Entre l’exécution des décrets sur les congrégations et les épurations toujours renouvelées de la magistrature, on parle souvent de réformes, de réformes de l’ordre pratique, on en parle comme si on en avait les mains pleines, et si l’on s’adonnait sincèrement, sérieusement à cette œuvre, il y aurait de quoi satisfaire le pays et même racheter bien des fautes, de quoi reposer ou détourner les esprits des vaines, des stériles querelles de partis. Malheureusement le mot retentissant de réformes n’est assez communément qu’une banalité de programme électoral, ou il s’applique à des combinaisons qui ne sont que des tentatives chimériques, des expériences hasardeuses et peut-être ruineuses.

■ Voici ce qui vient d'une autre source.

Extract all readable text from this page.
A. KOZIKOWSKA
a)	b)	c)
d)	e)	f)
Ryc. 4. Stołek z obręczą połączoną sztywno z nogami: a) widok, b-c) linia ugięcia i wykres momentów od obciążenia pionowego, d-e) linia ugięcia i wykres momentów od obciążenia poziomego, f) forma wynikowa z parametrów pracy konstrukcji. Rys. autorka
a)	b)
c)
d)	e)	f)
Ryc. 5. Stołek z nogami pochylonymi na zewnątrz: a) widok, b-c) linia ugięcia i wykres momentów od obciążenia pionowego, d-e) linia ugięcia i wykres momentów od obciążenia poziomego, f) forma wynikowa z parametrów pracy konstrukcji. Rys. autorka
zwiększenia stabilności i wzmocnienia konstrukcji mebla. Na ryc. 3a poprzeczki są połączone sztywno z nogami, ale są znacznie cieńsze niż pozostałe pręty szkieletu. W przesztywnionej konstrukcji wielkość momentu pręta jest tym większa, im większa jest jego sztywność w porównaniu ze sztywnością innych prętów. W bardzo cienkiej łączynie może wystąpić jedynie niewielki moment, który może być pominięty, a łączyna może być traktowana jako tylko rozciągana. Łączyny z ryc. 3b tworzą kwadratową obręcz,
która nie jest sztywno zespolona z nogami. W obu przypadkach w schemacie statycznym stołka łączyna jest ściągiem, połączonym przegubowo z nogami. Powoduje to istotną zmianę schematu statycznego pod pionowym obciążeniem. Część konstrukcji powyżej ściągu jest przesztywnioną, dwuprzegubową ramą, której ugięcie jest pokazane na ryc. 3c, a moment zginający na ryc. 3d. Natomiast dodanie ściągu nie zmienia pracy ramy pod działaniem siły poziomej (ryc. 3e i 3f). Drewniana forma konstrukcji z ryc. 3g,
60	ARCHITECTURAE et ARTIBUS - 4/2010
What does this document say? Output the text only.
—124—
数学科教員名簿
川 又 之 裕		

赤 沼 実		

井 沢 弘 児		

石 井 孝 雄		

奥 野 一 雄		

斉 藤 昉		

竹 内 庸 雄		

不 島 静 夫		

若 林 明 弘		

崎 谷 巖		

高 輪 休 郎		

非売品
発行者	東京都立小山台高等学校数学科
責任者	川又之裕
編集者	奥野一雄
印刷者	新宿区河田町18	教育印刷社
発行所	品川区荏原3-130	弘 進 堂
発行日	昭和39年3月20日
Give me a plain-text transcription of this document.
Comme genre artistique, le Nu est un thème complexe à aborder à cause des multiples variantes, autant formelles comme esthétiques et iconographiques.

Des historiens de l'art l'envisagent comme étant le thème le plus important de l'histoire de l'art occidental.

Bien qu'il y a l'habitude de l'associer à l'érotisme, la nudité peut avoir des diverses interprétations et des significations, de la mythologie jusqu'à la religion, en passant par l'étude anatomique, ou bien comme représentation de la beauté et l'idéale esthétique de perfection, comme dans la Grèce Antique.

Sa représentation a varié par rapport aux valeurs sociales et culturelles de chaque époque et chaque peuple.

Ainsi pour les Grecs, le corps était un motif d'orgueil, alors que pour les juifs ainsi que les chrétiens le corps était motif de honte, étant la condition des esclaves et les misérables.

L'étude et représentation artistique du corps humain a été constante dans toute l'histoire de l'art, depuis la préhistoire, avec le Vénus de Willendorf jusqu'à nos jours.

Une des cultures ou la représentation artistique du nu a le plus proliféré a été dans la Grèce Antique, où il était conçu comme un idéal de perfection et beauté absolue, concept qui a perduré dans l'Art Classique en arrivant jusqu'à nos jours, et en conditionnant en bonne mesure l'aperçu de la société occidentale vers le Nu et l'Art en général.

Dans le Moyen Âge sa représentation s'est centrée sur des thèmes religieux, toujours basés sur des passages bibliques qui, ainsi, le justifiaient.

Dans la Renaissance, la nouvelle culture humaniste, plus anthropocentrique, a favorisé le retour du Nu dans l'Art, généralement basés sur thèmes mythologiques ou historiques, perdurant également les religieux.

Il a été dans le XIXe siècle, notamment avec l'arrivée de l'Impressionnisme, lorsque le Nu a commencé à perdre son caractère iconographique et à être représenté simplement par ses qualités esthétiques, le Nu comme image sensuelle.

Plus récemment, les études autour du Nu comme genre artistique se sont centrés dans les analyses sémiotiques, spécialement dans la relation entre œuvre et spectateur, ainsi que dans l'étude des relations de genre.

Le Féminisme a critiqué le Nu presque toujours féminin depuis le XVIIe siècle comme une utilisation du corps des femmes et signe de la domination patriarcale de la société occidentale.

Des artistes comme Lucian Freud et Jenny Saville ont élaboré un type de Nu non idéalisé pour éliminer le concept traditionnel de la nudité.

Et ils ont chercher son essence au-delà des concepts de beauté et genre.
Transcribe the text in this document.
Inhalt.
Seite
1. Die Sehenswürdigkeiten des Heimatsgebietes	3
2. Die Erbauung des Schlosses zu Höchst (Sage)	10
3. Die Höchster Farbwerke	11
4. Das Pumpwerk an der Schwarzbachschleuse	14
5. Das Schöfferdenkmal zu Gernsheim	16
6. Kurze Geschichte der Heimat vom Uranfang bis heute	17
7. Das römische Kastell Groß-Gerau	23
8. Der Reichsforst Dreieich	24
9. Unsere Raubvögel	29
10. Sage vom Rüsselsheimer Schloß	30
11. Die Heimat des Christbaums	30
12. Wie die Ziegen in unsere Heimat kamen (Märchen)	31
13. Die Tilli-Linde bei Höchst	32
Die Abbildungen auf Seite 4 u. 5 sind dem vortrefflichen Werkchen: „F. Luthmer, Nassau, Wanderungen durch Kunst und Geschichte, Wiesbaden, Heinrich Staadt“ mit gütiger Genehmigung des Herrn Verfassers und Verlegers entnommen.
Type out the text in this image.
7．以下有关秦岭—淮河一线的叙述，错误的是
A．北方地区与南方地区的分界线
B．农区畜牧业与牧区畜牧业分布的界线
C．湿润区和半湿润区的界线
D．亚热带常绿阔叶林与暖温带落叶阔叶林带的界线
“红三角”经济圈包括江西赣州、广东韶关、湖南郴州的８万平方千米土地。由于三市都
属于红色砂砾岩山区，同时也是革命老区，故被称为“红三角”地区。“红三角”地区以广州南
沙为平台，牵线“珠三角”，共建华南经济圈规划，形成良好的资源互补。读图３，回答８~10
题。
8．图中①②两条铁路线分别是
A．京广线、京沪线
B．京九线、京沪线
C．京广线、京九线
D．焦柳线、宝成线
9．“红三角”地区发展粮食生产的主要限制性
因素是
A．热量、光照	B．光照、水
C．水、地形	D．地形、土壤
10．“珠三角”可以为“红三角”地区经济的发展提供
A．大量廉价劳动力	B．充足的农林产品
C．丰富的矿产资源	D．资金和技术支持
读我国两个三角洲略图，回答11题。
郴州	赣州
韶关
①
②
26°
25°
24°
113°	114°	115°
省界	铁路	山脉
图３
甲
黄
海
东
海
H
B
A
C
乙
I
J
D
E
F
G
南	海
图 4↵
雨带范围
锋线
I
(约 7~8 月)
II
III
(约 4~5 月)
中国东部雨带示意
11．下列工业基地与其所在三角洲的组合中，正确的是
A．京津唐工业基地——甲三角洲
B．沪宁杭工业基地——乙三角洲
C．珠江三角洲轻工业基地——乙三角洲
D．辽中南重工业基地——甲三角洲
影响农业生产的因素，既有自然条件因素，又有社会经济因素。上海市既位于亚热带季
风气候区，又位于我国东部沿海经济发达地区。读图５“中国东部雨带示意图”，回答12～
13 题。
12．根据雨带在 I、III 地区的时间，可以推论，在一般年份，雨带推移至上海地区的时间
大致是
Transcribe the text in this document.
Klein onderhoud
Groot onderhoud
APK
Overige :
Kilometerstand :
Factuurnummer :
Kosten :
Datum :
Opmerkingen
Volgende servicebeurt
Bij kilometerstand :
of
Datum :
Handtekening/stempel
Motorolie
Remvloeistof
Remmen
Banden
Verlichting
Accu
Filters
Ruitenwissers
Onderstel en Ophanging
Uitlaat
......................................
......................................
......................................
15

S’il est une question soulevée légèrement par une sorte de parti-pris de toucher à tout, c’est, à coup sûr, cette question du rachat des chemins de fer qui ne cesse de s’agiter, sur laquelle quelques conseils-généraux, à la suite des plus importantes chambres de commerce, viennent d’émettre des vœux qui sembleraient de nature à décourager les témérités aventureuses. Depuis quelques années déjà, la campagne est ouverte et tourne autour de cette idée. La constitution d’un réseau d’état était un essai, et cet essai partiel, circonscrit dans une région déterminée, accompli peut-être dans des conditions peu favorables, n’a visiblement pas réussi. Pour donner plus de chances à son entreprise, sans trop s’engager néanmoins sur le principe, le gouvernement a voulu ajouter à son réseau quelques autres parties du réseau d’Orléans ; mais cela n’a pas suffi aux esprits systématiques de la commission parlementaire des chemins de fer, et au rachat partiel, proposé par le gouvernement, on a substitué la proposition du rachat complet et définitif de tout ce qui appartient à la compagnie d’Orléans ; un rapport a même été déposé à la chambre des députés avant la fin de la session. Or, cela est bien clair, l’absorption du réseau d’Orléans serait un non-sens si elle n’était le prélude du rachat universel, de la prise de possession de tous les chemins de fer français par l’état. C’est là qu’on marche tantôt d’une manière détournée ou intermittente, tantôt avec la hardiesse et le ton tranchant d’un des premiers rapporteurs de la commission des chemins de fer, M. le sous-secrétaire d’état Wilson. C’est la grande réforme qu’on poursuit, par laquelle on se flatte sans doute d’illustrer ou de populariser la république. Il s’agit justement de savoir si c’est réellement une réforme profitable à un point de vue quelconque, quelles seraient les conséquences de cette prétendue réforme, où l’on irait avec une mesure qui serait une vraie révolution, qui touche à l’ordre économique tout entier, aux relations de commerce, aux ressorts du crédit, aux finances, aux plus profonds intérêts sociaux et politiques.